Over the past two years, the Norwegian Schibsted brand Bergens Tidende has received attention for the collaboration with Swedish tech company United Robots on automated journalism. Our Real Estate Robot was has been so successful that it also has been scaled to other Schibsted media houses in Norway.
This text robot produces an article for each house or apartment sold in our area. The article consists of key information about the actual house, like price and price history, and various kinds of automated pictures of the properties. The robot picks suitable headlines from a bank of nearly 100 hand-crafted alternatives.
The enrichment machine
But there’s more to it than that: The robot enriches the article with all ingredients expected of an online text. It analyses the local, regional, and national market. It equips the articles with detailed visualisations of price development over the past 10 years. It creates various lists of the most expensive housing down to very small geographical areas. By that it sheds new light on micro-trends in the market and also potentially reveals blind spots.

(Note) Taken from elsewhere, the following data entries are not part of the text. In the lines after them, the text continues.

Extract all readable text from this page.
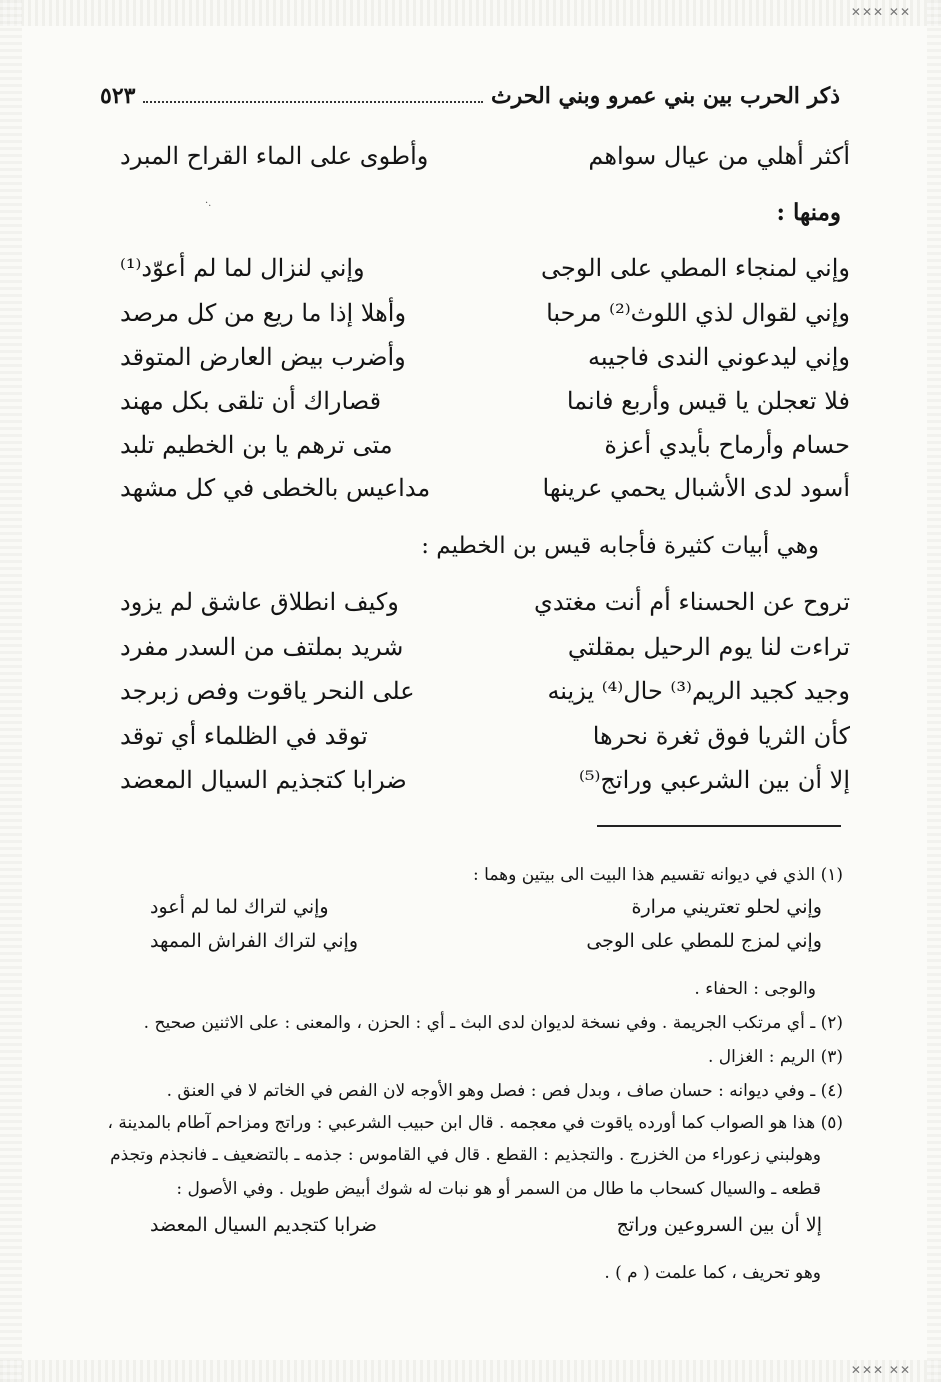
✕✕✕ ✕✕
✕✕✕ ✕✕
ذكر الحرب بين بني عمرو وبني الحرث
٥٢٣
أكثر أهلي من عيال سواهم
وأطوى على الماء القراح المبرد
ومنها :
·.
وإني لمنجاء المطي على الوجى
وإني لنزال لما لم أعوّد⁽¹⁾
وإني لقوال لذي اللوث⁽²⁾ مرحبا
وأهلا إذا ما ريع من كل مرصد
وإني ليدعوني الندى فاجيبه
وأضرب بيض العارض المتوقد
فلا تعجلن يا قيس وأربع فانما
قصاراك أن تلقى بكل مهند
حسام وأرماح بأيدي أعزة
متى ترهم يا بن الخطيم تلبد
أسود لدى الأشبال يحمي عرينها
مداعيس بالخطى في كل مشهد
وهي أبيات كثيرة فأجابه قيس بن الخطيم :
تروح عن الحسناء أم أنت مغتدي
وكيف انطلاق عاشق لم يزود
تراءت لنا يوم الرحيل بمقلتي
شريد بملتف من السدر مفرد
وجيد كجيد الريم⁽³⁾ حال⁽⁴⁾ يزينه
على النحر ياقوت وفص زبرجد
كأن الثريا فوق ثغرة نحرها
توقد في الظلماء أي توقد
إلا أن بين الشرعبي وراتج⁽⁵⁾
ضرابا كتجذيم السيال المعضد
(١) الذي في ديوانه تقسيم هذا البيت الى بيتين وهما :
وإني لحلو تعتريني مرارة
وإني لتراك لما لم أعود
وإني لمزج للمطي على الوجى
وإني لتراك الفراش الممهد
والوجى : الحفاء .
(٢) ـ أي مرتكب الجريمة . وفي نسخة لديوان لدى البث ـ أي : الحزن ، والمعنى : على الاثنين صحيح .
(٣) الريم : الغزال .
(٤) ـ وفي ديوانه : حسان صاف ، وبدل فص : فصل وهو الأوجه لان الفص في الخاتم لا في العنق .
(٥) هذا هو الصواب كما أورده ياقوت في معجمه . قال ابن حبيب الشرعبي : وراتج ومزاحم آطام بالمدينة ،
وهولبني زعوراء من الخزرج . والتجذيم : القطع . قال في القاموس : جذمه ـ بالتضعيف ـ فانجذم وتجذم
قطعه ـ والسيال كسحاب ما طال من السمر أو هو نبات له شوك أبيض طويل . وفي الأصول :
إلا أن بين السروعين وراتج
ضرابا كتجديم السيال المعضد
وهو تحريف ، كما علمت ( م ) .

Best of all, it is 100% automated. A year after launch, the robot has produced 10,000 articles, generated 1 million clicks, and sold almost 1,000 subscriptions. That is a considerable result for a regional media house with nearly 50,000 digital subscribers in total.
Best of both worlds
I believe there are two main success criteria. Firstly, by combining hyperlocal information with macro-level trends, subscribers get new and highly relevant insights. Keep in mind that for many readers, nothing has a bigger impact on their personal finance than investments made in the real estate market.
Secondly, by imitating all of the steps in the editorial enrichment process, the articles become a lot more appealing. This again, as we know, leads to engagement. It’s super easy these days to produce automated content. The key is also to keep it relevant — and readable.
Our next shot
Now we recently released another service based on the same principles: The Annual Report Robot. In short, this robot writes a story about each company in our area, based on its accounting. It’s as hyperlocal as you can get, as every subscriber can read about every corner store. But it’s also a macro service that looks into trends and patterns on a business and industry level. As with the Real Estate Robot, we believe this to be crucial to success. The potential for scaling is massive, I think.
As a result of this new feature, Bergens Tidende is now able to cover local businesses much more comprehensively than before. The robot produces hundreds of stories each week, and the actual journalists get more time to do investigative work. A win-win situation.
It’s too early to say whether this will be as big of a hit as the real estate robot, but we nevertheless feel that we’ve created a feature that brings value to our readers.
Division of labour
Let me end by emphasising the obvious: Our text robots do not replace real journalism. They do not see all the connections and connect all the dots, although they can probably be trained to dive far deeper below the surface than they do today.
They do not ask the tough questions or the follow-up questions. They do not give articles fragrance and colour — at least not to the extent human journalists can.
What robots do is produce valuable content at a volume real journalists cannot manage. And in that way, it also frees up journalists to do more of all the stuff they do best.
It’s actually a pretty brilliant division of labour.